Precision diagnosis for monogenic diabetes requires ethnicity specific criteria for genetic testing
Jones, S.; Knupp, J.; Pandya, S.; Groom, O.; Goodall, C.; Sebastian, A.; Baynes, K.; Bellary, S.; Brackenridge, A.; Huda, M. S.; Mahto, R.; Rangasami, J.; Ramtoola, S.; Hattersley, A.; Johnston, D. G.; Colclough, K.; Shields, B.; Houghton, J. A. L.; Misra, S.
Show abstract
The detection of monogenic diabetes illustrates the potential of precision medicine, with treatments tailored to specific genes and diagnosis involving targeted genetic testing. Current detection criteria are derived from White populations. We investigated detection of monogenic diabetes in an unselected multiethnic cohort comprising 1,706 participants diagnosed with diabetes before the age of 30-years. Using broad biomarker criteria (triple pancreatic antibody negative and detectable C-peptide) to select for next generation sequencing of monogenic diabetes genes, we found a non-significantly different minimum cohort prevalence of monogenic diabetes of 2.1% in White, 2.0% in South Asian, 2.5% in African-Caribbean, and 3.6% in Mixed participants. The detection rate, however, varied significantly (17.7% in White, 5.3%in South Asian, 8.0% in African-Caribbean, and 15.2% in Mixed participants, p<0.001).
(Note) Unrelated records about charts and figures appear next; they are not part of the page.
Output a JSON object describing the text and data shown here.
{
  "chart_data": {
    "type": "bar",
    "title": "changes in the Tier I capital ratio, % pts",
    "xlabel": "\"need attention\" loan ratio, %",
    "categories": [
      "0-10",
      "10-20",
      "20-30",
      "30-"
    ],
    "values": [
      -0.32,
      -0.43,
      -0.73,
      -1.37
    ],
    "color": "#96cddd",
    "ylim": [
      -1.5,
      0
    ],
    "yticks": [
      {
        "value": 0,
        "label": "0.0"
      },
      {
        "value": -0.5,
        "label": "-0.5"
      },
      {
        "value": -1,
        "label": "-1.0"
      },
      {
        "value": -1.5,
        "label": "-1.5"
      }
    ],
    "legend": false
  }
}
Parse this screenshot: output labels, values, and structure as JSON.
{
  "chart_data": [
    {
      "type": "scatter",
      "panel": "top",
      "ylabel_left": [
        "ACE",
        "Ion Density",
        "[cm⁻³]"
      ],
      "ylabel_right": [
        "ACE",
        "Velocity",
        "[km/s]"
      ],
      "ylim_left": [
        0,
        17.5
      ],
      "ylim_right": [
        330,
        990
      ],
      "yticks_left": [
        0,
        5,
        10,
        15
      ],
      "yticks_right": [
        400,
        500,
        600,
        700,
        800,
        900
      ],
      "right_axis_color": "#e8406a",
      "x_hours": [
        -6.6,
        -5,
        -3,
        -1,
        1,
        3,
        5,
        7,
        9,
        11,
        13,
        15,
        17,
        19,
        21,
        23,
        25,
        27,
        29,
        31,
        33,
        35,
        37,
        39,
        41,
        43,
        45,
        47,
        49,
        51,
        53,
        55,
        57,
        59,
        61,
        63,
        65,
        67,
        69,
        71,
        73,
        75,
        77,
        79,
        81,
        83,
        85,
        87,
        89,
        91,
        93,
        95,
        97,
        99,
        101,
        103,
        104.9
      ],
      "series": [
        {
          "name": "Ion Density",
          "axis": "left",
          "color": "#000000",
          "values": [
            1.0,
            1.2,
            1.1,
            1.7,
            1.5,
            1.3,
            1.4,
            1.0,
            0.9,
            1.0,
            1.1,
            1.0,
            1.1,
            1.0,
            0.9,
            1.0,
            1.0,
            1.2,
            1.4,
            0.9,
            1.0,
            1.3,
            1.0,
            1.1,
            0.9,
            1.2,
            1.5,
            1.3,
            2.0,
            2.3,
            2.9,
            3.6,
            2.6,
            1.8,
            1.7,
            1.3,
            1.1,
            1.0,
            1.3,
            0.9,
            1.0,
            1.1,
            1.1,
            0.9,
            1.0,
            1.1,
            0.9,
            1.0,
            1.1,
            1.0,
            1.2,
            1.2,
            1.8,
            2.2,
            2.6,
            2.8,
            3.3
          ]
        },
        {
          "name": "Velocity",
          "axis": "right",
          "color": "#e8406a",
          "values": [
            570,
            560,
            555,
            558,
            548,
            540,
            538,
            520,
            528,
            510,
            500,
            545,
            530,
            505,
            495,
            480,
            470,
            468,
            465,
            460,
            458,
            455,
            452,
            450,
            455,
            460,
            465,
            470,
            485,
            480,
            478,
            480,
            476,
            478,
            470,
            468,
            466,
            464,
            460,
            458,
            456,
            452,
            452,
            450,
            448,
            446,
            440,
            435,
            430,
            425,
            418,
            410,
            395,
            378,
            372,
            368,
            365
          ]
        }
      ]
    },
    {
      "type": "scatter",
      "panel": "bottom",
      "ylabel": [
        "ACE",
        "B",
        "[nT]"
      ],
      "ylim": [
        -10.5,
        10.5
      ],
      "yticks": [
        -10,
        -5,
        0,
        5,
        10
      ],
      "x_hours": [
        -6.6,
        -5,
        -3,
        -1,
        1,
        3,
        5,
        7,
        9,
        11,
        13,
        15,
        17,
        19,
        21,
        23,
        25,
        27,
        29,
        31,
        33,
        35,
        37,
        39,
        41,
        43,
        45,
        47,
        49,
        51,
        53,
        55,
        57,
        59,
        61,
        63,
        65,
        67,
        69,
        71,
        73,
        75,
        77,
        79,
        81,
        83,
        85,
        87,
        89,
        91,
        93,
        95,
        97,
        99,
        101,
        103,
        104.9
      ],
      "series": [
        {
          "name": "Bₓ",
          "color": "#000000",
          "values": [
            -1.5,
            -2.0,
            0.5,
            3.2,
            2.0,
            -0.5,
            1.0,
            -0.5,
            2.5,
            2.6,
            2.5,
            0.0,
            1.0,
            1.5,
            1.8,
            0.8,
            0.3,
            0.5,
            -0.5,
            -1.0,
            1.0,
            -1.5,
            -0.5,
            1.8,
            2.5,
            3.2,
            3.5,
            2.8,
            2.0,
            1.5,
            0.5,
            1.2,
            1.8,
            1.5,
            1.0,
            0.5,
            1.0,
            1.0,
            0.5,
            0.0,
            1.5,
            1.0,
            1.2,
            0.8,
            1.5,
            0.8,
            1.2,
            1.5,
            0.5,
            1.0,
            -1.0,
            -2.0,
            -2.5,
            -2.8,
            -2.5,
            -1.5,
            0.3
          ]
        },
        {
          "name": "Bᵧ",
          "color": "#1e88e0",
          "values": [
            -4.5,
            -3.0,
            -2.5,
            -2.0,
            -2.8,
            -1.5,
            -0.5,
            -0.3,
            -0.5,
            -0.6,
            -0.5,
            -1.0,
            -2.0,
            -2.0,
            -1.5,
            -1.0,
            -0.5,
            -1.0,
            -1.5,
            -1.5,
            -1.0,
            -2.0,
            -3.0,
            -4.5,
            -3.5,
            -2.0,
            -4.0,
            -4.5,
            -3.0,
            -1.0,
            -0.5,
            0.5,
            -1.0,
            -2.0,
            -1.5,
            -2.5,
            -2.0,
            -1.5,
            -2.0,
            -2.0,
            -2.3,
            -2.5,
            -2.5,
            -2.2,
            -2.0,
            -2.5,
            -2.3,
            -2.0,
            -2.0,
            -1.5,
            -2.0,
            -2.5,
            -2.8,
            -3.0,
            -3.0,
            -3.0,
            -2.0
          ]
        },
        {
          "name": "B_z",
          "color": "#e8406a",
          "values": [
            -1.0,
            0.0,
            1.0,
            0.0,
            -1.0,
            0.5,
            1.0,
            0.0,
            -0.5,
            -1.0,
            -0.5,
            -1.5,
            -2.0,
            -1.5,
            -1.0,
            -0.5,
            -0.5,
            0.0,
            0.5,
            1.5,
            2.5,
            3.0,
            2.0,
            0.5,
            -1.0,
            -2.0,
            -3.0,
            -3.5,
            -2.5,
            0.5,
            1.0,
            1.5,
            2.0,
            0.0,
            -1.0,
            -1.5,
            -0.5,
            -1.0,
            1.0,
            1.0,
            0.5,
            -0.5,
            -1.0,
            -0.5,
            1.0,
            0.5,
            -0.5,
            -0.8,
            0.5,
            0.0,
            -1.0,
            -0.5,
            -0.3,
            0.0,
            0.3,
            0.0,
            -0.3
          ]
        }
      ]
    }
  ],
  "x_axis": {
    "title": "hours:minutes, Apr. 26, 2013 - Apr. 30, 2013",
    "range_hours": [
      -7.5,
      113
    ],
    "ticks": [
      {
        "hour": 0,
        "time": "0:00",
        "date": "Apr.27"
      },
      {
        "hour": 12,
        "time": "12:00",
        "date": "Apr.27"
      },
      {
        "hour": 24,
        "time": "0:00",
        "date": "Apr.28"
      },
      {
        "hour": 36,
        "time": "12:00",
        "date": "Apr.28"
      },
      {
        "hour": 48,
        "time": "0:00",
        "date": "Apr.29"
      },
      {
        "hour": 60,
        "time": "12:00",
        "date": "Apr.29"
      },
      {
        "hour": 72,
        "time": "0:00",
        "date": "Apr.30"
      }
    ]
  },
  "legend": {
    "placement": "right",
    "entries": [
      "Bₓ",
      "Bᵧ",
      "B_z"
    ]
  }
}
Those without monogenic diabetes showed significant variations in BMI. No difference in phenotype of monogenic diabetes across ancestry groups was observed. Non-white ethnicity participants were significantly more likely to have undiagnosed monogenic diabetes than White with on average a 10-year duration before receiving a correct diagnosis. By applying ancestry-specific BMI cut-offs (White <30, South Asian <27, African-Caribbean and Mixed <35 kg/m{superscript 2}), the overall detection rate increased from 8.8 to 16%, reducing the number needed to test to identify one case from 11 to 6 and boosting detection rates to 39, 11, 9 and 26% in White, South Asian, African-Caribbean and Mixed-ethnicity participants, respectively. These findings were validated in an external real-world dataset. Applying broad biomarker criteria for initial selection, mitigates clinical biases leading to misclassification of monogenic diabetes in non-White ethnicities. However, further tailoring criteria with ethnic-specific BMI cut-offs doubled detection rates, improving cost-effectiveness by minimising unnecessary testing. Our study highlights the need to develop precision medicine approaches accounting for phenotypic variation across diverse populations, to ensure accurate diagnoses and cost-efficient healthcare provision.